Alberta era sempre stata una donna coraggiosa. La prospettiva di riempire le fila dei sempre più numerosi senzatetto non le avrebbe fatto gran paura, se non fosse stato per la consapevolezza che i suoi piccoli sarebbero stati costretti a condividere tale sorte. E allora aveva preso una decisione drastica e dolorosa. Aveva deciso, per il bene dei gemelli, di darli in adozione. I neonati non dovevano patire per le strade, dove con tutta probabilità non sarebbero sopravvissuti. Una volta dimessa dalla maternità non avrebbe avuto più una casa in cui allevarli.
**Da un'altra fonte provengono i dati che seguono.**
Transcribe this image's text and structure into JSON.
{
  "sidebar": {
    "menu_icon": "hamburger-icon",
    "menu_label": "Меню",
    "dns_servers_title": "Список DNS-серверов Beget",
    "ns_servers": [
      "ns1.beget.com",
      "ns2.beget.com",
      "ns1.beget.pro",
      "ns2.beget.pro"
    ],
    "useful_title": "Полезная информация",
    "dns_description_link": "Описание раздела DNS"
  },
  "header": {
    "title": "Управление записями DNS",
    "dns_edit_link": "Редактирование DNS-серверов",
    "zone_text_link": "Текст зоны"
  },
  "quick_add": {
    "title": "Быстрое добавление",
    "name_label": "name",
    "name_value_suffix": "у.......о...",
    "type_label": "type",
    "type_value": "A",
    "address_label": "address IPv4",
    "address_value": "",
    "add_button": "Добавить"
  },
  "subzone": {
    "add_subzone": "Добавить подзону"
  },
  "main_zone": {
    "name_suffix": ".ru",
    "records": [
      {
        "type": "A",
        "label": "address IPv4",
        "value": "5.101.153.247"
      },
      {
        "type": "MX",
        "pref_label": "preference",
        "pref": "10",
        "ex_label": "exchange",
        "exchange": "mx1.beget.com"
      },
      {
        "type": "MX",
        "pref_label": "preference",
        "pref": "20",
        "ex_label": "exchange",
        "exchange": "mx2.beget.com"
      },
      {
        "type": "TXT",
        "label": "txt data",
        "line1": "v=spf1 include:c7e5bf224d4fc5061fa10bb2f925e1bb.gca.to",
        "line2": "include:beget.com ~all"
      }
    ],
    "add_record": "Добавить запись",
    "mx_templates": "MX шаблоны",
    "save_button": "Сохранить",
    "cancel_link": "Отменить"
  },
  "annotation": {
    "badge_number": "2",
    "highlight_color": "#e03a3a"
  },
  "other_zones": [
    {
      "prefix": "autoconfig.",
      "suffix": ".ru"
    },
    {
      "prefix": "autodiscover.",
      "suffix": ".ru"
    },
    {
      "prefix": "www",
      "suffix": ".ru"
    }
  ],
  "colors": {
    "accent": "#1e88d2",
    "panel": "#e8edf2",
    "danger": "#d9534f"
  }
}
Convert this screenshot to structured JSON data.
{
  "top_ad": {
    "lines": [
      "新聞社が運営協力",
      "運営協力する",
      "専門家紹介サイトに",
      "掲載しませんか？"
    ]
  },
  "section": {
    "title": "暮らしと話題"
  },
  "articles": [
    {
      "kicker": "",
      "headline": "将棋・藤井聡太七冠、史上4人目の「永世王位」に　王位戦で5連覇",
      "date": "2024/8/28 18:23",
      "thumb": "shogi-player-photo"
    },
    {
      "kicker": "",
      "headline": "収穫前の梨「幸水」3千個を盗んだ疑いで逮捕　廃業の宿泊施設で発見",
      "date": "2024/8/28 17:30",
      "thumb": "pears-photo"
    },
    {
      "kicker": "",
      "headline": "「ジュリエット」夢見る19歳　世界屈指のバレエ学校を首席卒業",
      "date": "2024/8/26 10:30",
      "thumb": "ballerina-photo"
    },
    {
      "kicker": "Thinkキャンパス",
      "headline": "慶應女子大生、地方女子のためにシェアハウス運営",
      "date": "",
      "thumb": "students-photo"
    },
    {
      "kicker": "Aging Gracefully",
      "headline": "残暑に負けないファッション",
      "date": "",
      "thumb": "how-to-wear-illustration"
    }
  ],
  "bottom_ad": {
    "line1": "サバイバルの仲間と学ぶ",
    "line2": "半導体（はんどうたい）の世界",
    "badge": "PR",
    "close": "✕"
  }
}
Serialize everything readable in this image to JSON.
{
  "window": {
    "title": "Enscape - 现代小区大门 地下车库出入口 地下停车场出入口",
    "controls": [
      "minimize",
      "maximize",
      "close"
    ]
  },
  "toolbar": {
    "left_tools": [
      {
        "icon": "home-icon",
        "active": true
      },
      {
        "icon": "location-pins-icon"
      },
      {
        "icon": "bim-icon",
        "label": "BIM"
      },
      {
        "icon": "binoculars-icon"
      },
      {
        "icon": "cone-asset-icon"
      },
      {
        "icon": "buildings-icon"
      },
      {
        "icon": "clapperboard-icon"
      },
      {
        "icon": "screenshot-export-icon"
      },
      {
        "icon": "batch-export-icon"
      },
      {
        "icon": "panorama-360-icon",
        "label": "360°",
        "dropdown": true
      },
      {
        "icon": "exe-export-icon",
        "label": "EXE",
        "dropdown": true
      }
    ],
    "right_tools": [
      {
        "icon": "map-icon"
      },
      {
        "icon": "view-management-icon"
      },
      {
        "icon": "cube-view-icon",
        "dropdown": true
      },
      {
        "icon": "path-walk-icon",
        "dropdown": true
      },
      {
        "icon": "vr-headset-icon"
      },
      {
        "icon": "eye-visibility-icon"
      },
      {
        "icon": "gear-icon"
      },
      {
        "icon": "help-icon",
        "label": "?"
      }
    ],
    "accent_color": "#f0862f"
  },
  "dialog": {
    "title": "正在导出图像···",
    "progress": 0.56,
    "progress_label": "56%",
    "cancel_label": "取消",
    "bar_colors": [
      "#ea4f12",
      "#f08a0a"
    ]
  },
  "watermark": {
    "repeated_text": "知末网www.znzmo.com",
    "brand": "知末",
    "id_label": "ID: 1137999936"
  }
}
Il proprietario dell'appartamento aveva già iniziato le pratiche per lo sfratto esecutivo. Al momento del ricovero portava con sé soltanto uno zaino con pochi vestiti, alcuni libri e qualche effetto personale. Gli unici beni di un qualche valore commerciale che possedeva erano le fedi nuziali sua e di Lourenço e due catenine d'oro, ciascuna con un ciondolo in cui erano intagliate le iniziali LL, quelle del defunto sposo. I libri avrebbe potuto venderli per pochi spicci che non sarebbero valsi la pena di fronte al sacrificio di privarsene. Sarebbero stati la sua unica compagnia, una volta adottati i nascituri. Quanto alle catenine, non le aveva vendute per poterle donare ai figlioletti una volta nati e le fedi, che a parte qualche foto rappresentavano un ricordo di Lourenço, le avrebbero appena permesso di comprarsi un tozzo di pane per qualche tempo, una volta fuori dalla maternità. Per il resto, Alberta non aveva più un solo centesimo.